Figures released by the Office for National Statistics today showed that inflation has come down – and is now only slightly above the Bank of England’s 2% target.
CPI inflation, which relates to everyday goods like groceries, fuel and clothing, fell to 2.3% in April, down from 3.2% in March. Figures published by the Office for National Statistics showed that inflation is now at its lowest level in three years. This is just slightly above the Bank of England’s inflation target of 2%. Prices are still going up, but more slowly.
Energy prices have contributed to the falling inflation rate.

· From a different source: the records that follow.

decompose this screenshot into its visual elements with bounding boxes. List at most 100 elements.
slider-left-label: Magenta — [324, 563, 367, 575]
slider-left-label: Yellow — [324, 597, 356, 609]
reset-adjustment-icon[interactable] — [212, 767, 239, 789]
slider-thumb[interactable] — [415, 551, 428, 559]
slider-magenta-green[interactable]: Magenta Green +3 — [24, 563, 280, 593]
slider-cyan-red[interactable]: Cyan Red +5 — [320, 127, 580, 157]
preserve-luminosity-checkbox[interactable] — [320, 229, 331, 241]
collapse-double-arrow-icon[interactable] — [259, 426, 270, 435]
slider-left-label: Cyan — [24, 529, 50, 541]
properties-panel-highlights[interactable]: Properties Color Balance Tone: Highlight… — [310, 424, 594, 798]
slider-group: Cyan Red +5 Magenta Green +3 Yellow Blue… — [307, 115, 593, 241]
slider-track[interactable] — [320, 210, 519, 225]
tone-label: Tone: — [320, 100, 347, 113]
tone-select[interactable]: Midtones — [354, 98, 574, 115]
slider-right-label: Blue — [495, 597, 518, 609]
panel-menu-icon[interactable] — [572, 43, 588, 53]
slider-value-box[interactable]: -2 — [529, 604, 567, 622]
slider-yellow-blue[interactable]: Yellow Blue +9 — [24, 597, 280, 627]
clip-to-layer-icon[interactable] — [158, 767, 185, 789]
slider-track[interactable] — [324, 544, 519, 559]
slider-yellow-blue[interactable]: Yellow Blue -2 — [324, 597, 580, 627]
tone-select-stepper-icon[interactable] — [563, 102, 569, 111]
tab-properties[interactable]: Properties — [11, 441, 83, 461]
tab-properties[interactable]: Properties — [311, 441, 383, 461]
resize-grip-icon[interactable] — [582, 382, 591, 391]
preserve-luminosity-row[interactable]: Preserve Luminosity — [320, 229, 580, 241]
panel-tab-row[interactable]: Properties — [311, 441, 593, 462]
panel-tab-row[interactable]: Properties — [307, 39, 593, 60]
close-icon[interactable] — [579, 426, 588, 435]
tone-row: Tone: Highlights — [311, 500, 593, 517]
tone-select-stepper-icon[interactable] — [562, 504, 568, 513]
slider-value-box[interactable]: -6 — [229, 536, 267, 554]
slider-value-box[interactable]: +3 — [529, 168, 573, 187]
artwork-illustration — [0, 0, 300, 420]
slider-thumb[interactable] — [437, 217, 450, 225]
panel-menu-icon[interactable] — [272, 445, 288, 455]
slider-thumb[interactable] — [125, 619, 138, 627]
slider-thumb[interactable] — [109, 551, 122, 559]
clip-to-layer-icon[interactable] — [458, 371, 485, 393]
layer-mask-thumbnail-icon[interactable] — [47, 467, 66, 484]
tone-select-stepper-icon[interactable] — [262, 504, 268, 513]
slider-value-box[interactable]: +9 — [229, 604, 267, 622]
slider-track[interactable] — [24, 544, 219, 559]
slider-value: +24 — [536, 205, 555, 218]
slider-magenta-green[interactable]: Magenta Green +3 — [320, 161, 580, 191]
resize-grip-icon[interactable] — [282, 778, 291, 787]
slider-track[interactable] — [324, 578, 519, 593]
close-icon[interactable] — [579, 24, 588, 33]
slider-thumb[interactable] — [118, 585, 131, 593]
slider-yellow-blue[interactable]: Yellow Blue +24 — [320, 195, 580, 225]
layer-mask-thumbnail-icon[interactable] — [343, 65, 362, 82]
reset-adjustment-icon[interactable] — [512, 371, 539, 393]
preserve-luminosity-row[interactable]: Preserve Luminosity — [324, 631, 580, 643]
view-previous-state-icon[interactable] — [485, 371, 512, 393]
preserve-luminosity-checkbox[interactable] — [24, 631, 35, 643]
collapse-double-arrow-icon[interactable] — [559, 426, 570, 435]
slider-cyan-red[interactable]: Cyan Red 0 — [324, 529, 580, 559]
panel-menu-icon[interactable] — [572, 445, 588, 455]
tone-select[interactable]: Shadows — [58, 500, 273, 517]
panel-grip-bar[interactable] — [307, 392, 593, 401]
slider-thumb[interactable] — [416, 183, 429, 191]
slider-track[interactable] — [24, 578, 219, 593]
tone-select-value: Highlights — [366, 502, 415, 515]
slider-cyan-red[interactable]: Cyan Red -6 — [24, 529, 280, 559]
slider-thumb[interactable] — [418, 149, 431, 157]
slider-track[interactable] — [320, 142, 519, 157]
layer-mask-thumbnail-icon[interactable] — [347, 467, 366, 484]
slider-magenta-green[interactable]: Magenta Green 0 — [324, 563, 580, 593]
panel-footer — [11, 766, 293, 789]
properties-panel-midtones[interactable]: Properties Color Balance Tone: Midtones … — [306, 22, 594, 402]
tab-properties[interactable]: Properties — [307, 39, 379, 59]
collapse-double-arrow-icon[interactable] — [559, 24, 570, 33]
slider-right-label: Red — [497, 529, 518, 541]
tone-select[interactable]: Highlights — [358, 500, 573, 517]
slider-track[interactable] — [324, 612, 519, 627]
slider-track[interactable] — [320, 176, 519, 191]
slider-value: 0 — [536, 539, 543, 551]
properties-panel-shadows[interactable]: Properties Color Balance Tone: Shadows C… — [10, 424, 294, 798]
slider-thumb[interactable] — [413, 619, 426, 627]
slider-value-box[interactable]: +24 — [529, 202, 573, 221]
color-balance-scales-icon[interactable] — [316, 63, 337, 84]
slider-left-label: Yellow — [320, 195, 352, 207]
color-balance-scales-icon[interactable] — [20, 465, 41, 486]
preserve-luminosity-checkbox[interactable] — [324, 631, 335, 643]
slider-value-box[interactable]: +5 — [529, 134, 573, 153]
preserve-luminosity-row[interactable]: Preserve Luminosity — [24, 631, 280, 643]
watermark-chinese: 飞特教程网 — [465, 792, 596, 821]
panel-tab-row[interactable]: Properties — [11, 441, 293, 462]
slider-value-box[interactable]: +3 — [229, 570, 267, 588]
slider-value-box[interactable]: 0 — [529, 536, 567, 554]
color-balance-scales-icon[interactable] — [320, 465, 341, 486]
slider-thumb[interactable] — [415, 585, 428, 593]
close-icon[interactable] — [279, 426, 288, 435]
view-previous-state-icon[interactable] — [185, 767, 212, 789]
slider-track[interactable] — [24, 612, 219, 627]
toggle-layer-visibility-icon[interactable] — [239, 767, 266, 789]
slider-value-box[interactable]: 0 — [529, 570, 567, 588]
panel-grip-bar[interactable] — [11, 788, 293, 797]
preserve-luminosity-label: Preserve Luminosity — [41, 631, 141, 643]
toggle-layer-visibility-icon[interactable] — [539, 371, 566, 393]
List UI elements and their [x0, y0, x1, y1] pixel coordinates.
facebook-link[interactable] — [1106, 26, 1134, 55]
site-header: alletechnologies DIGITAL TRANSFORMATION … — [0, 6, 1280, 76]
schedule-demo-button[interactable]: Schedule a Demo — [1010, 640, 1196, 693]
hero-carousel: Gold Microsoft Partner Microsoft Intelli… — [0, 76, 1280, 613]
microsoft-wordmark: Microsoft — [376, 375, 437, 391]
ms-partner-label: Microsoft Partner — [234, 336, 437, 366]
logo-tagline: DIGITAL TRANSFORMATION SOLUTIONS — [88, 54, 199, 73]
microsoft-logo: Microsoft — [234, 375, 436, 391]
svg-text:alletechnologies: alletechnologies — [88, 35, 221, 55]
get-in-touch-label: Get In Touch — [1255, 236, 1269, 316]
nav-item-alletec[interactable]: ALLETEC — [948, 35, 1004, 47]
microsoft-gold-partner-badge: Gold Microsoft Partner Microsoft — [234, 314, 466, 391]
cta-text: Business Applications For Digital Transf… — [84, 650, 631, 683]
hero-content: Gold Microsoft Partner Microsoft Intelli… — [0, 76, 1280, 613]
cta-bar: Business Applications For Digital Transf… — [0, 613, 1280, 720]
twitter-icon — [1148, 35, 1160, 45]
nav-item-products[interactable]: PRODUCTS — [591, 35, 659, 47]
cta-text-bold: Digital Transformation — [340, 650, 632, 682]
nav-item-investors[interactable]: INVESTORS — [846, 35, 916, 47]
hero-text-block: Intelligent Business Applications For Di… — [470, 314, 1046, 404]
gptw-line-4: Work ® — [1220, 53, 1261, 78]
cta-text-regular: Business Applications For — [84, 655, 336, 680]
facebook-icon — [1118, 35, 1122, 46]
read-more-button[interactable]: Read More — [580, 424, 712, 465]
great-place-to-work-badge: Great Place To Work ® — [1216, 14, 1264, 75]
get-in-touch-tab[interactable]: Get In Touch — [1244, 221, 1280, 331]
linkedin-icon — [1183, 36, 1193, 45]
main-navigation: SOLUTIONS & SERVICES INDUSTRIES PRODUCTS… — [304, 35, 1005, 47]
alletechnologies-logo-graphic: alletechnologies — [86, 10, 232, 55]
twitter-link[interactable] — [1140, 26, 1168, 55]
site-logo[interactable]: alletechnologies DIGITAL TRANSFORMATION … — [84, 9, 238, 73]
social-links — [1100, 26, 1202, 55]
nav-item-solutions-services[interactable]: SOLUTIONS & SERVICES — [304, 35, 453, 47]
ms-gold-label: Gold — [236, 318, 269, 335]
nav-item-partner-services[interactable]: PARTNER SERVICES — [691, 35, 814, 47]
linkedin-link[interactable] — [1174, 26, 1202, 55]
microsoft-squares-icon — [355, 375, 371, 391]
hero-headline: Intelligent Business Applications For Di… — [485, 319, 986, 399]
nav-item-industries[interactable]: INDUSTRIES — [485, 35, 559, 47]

According to BBC News, they fell by 27.1% in the year to April.
Core inflation, which relates to goods and services (excluding food and energy), came down from 4.2% in March to 3.9% in April.
Prime Minister Rishi Sunak described it as a ‘major moment for the economy’ and said that ‘brighter days are ahead’. While this is good news, inflation hasn’t fallen quite as much as economists anticipated.
Slight dip in services inflation
Services inflation, which relates to education and hospitality, only dipped slightly from 6% in March to 5.9% in April.
In October 2022, inflation peaked at its highest level for 40 years at 11.1%.
Many traders have pushed back their predictions of a base rate cut from June to November. However, one spokesperson for the Institute of Economic Affairs thinks a June cut is still possible.
Several politicians have said that the Bank of England should cut the base rate soon, which is currently at a 16-year high of 5.25% and has remained at this level since August 2023.
We will keep you updated on future inflation or base rate changes.